Closing: Fragility and Resilience - Sculpture by Stephen De Staebler

Location: Milly and Fritz Kaeser Mestrovic Studio Gallery / Snite Museum of Art

The Snite Museum of Art on the campus of the University of Notre Dame will be closing the exhibition, Fragility and Resilience: Sculpture by Stephen De Staebler, December 2, 2012.

 

“Clay can be a metaphor for many things.
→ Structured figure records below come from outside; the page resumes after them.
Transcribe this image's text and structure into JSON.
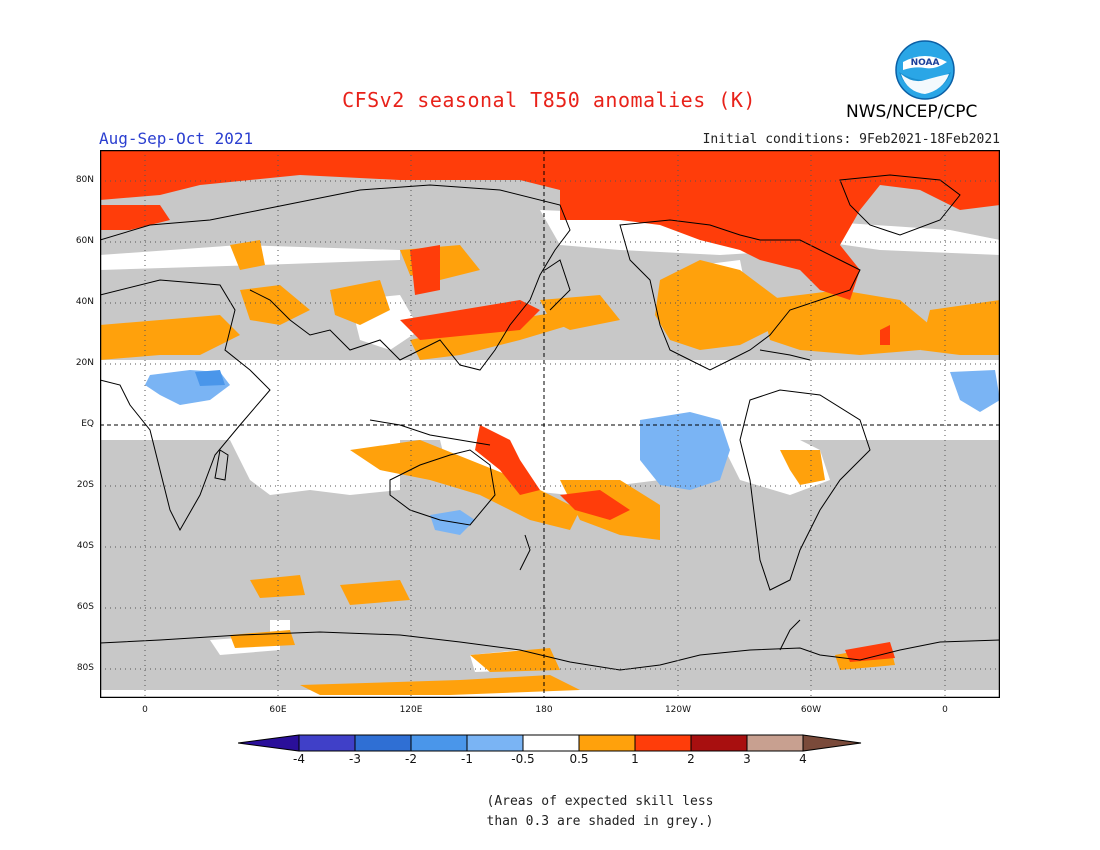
{
  "title": "CFSv2 seasonal T850 anomalies (K)",
  "period": "Aug-Sep-Oct 2021",
  "initial_conditions": "Initial conditions: 9Feb2021-18Feb2021",
  "agency": "NWS/NCEP/CPC",
  "logo_text": "NOAA",
  "lat_ticks": [
    "80N",
    "60N",
    "40N",
    "20N",
    "EQ",
    "20S",
    "40S",
    "60S",
    "80S"
  ],
  "lon_ticks": [
    "0",
    "60E",
    "120E",
    "180",
    "120W",
    "60W",
    "0"
  ],
  "colorbar": {
    "labels": [
      "-4",
      "-3",
      "-2",
      "-1",
      "-0.5",
      "0.5",
      "1",
      "2",
      "3",
      "4"
    ],
    "colors": [
      "#2a0f9a",
      "#4040c8",
      "#2f6fd4",
      "#4a96ea",
      "#7ab4f4",
      "#ffffff",
      "#ffa10c",
      "#ff3d0a",
      "#a80f0f",
      "#c8a090",
      "#7a4a3a"
    ]
  },
  "legend_colors": {
    "grey_low_skill": "#c8c8c8",
    "warm_0_5_1": "#ffa10c",
    "warm_1_2": "#ff3d0a",
    "cool_m1_m0_5": "#7ab4f4",
    "cool_m2_m1": "#4a96ea"
  },
  "footnote": "(Areas of expected skill less\nthan 0.3 are shaded in grey.)"
}
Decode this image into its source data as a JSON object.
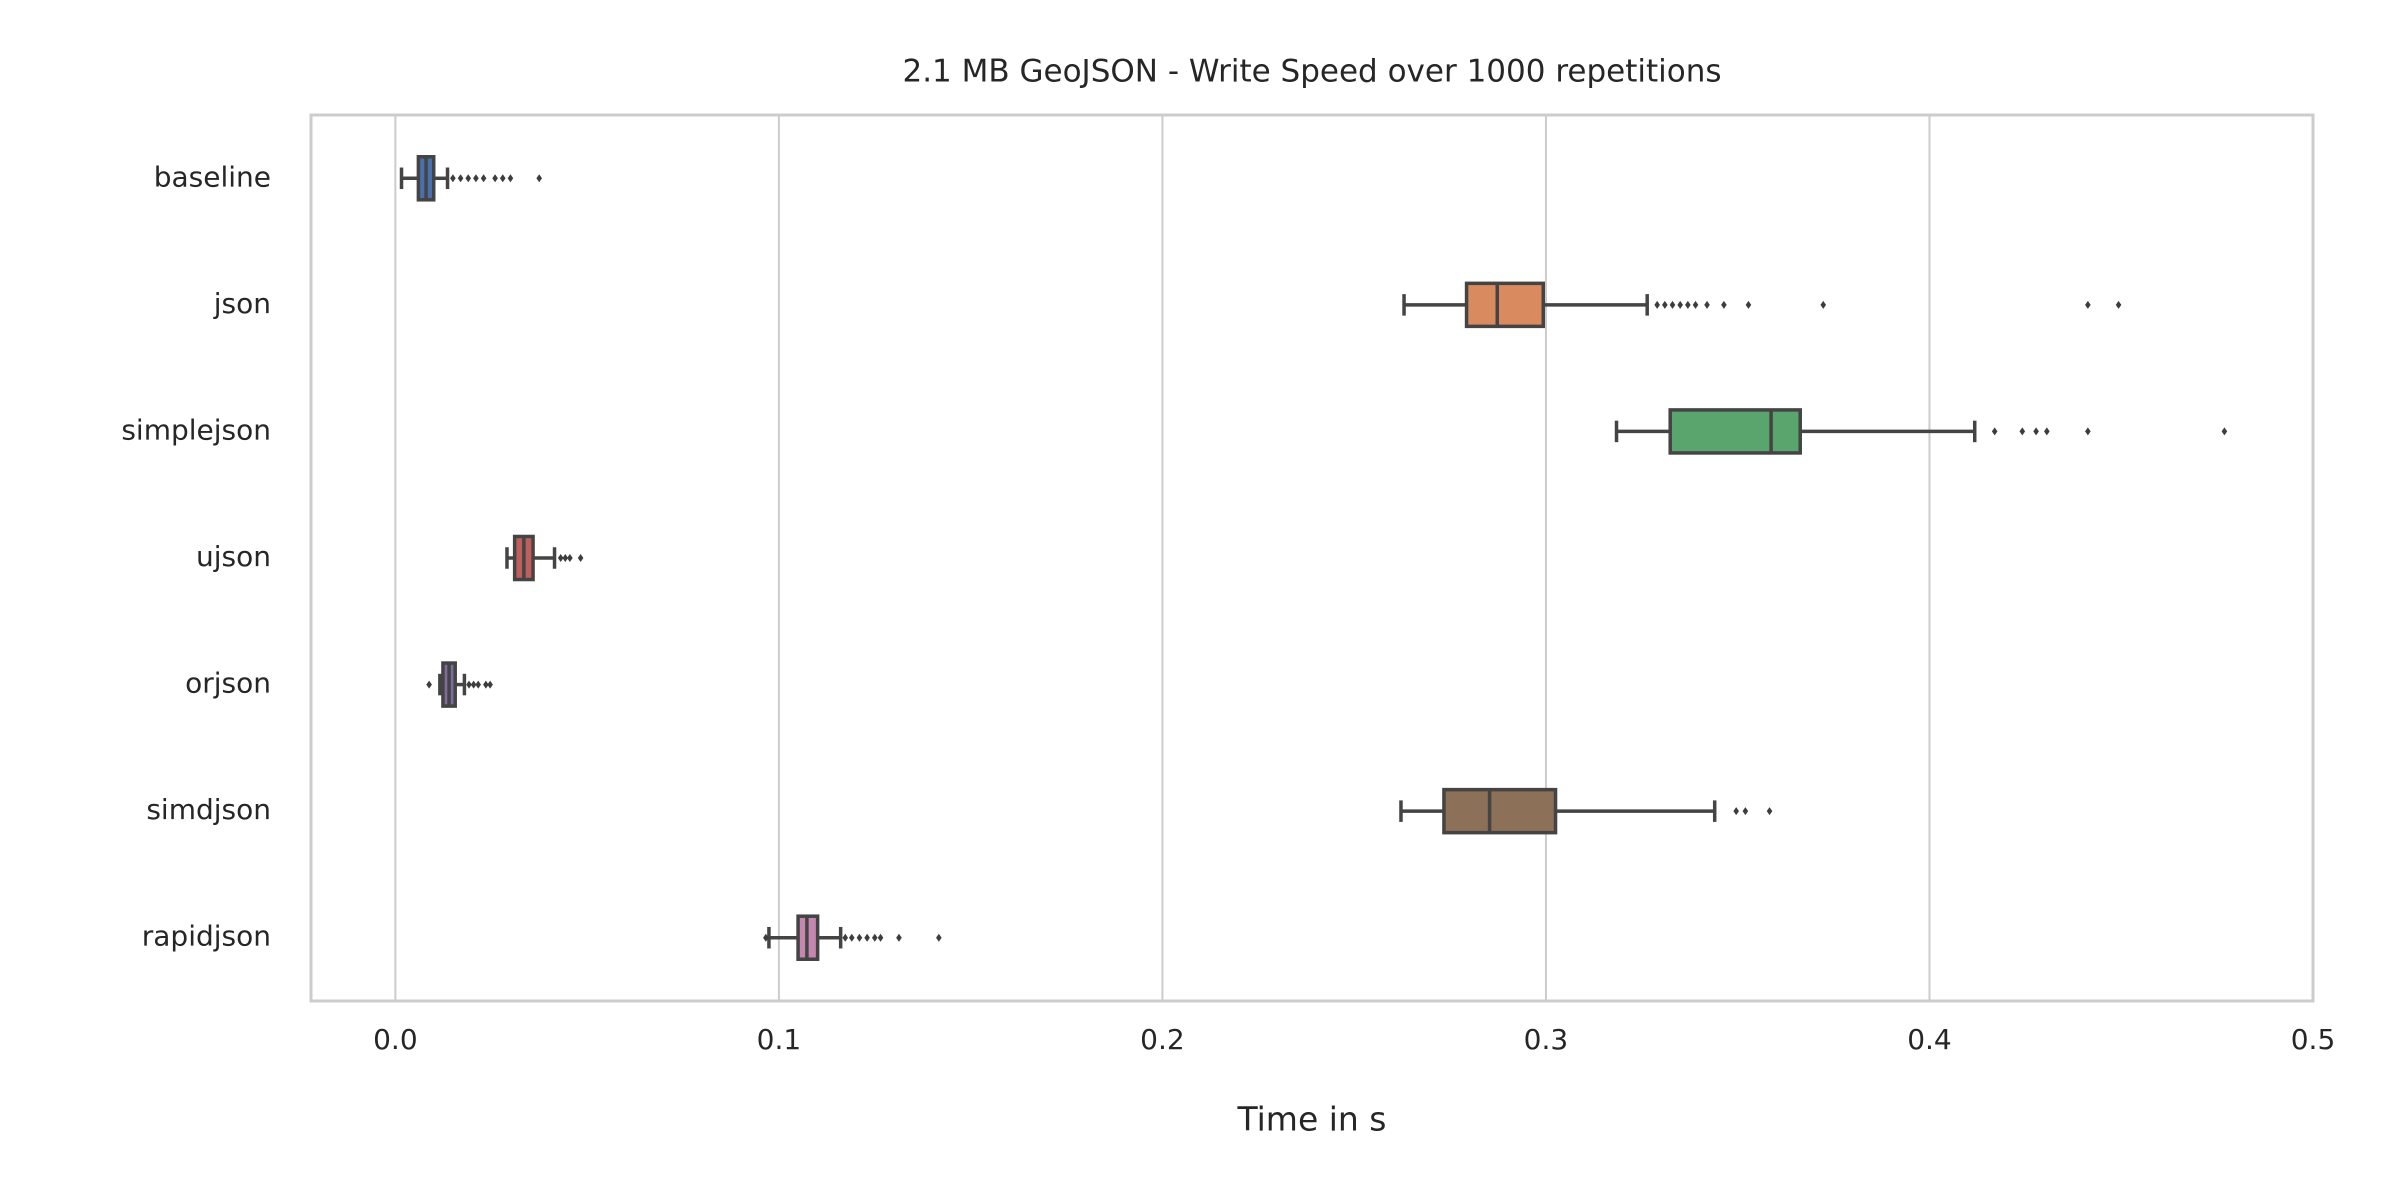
{
  "chart_data": {
    "type": "boxplot",
    "title": "2.1 MB GeoJSON - Write Speed over 1000 repetitions",
    "x_label": "Time in s",
    "orientation": "horizontal",
    "categories": [
      "baseline",
      "json",
      "simplejson",
      "ujson",
      "orjson",
      "simdjson",
      "rapidjson"
    ],
    "colors": [
      "#4a6fae",
      "#d98b5f",
      "#5aa46e",
      "#c05e5e",
      "#7d6c9c",
      "#8c7058",
      "#c586b0"
    ],
    "boxes": [
      {
        "low": 0.0016,
        "q1": 0.006,
        "median": 0.008,
        "q3": 0.01,
        "high": 0.0136,
        "outliers": [
          0.015,
          0.017,
          0.019,
          0.021,
          0.023,
          0.026,
          0.028,
          0.03,
          0.0375
        ]
      },
      {
        "low": 0.263,
        "q1": 0.2793,
        "median": 0.2873,
        "q3": 0.2993,
        "high": 0.3264,
        "outliers": [
          0.329,
          0.331,
          0.333,
          0.335,
          0.337,
          0.339,
          0.342,
          0.3464,
          0.3528,
          0.3723,
          0.4413,
          0.4493
        ]
      },
      {
        "low": 0.3184,
        "q1": 0.3324,
        "median": 0.3587,
        "q3": 0.3663,
        "high": 0.4118,
        "outliers": [
          0.417,
          0.4242,
          0.4278,
          0.4306,
          0.4413,
          0.4769
        ]
      },
      {
        "low": 0.0291,
        "q1": 0.0311,
        "median": 0.0335,
        "q3": 0.0359,
        "high": 0.0415,
        "outliers": [
          0.0431,
          0.0443,
          0.0455,
          0.0483
        ]
      },
      {
        "low": 0.0116,
        "q1": 0.0124,
        "median": 0.014,
        "q3": 0.0156,
        "high": 0.018,
        "outliers": [
          0.0088,
          0.0192,
          0.0204,
          0.0216,
          0.0236,
          0.0247
        ]
      },
      {
        "low": 0.2622,
        "q1": 0.2734,
        "median": 0.2853,
        "q3": 0.3025,
        "high": 0.344,
        "outliers": [
          0.3496,
          0.352,
          0.3583
        ]
      },
      {
        "low": 0.0974,
        "q1": 0.105,
        "median": 0.1073,
        "q3": 0.1101,
        "high": 0.1161,
        "outliers": [
          0.0966,
          0.1173,
          0.119,
          0.121,
          0.123,
          0.125,
          0.1265,
          0.1313,
          0.1417
        ]
      }
    ],
    "xlim": [
      -0.022,
      0.5
    ],
    "xticks": [
      {
        "value": 0,
        "label": "0.0"
      },
      0.1,
      0.2,
      0.3,
      0.4,
      0.5
    ],
    "grid": true
  }
}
I made it a metaphor for flesh and earth, and these are two kinds of generic givens of life, if you look at it poetically, biblically, the idea of the life of beings, of man, being transitory, the earth abides—ashes to ashes, dust to dust—man returns to earth, grows out of earth like a flower, wilts, goes back to the earth... We are frail, transitory creatures with aspirations of immortality, conscious of our inevitable death, and we have to deal with it somehow.” ––Stephen De Staebler

Stephen De Staebler’s figurative sculptures juxtapose the frailty and transience of individual lives against the remarkable resilience of humankind. Their forms are rooted within the ruins of classical sculpture, memorial stele, and architectural friezes. That is, classical sculpture’s defiance of absolute decay became De Staebler’s metaphor for mankind’s yearning for a connection to eternity—our shared quest for spiritual transcendence.

This exhibition features Single Winged Figure on Plinth from the permanent collection of the Snite Museum of Art and eleven ceramic sculptures generously lent by the Stephen De Staebler Estate courtesy of Zolla/Lieberman Gallery, Chicago (on view within this gallery).

Single Winged Figure on a Plinth will be relocated in October 2012 to the new Notre Dame Sculpture Park for its inaugural exhibition: Reclaiming Our Nature. That exhibition will also feature sculptures by Deborah Butterfield, Richard Hunt, Peter Randall-Page, and George Rickey.

Visitors might enjoy viewing the Snite Museum’s other De Staebler sculpture on view within the Walter R. Beardsley Gallery (2nd floor), Figure Column IX, 2001.

The exhibition is made possible by funds from the Humana Foundation Endowment for American Art, courtesy of Mr. William C. Ballard, Jr.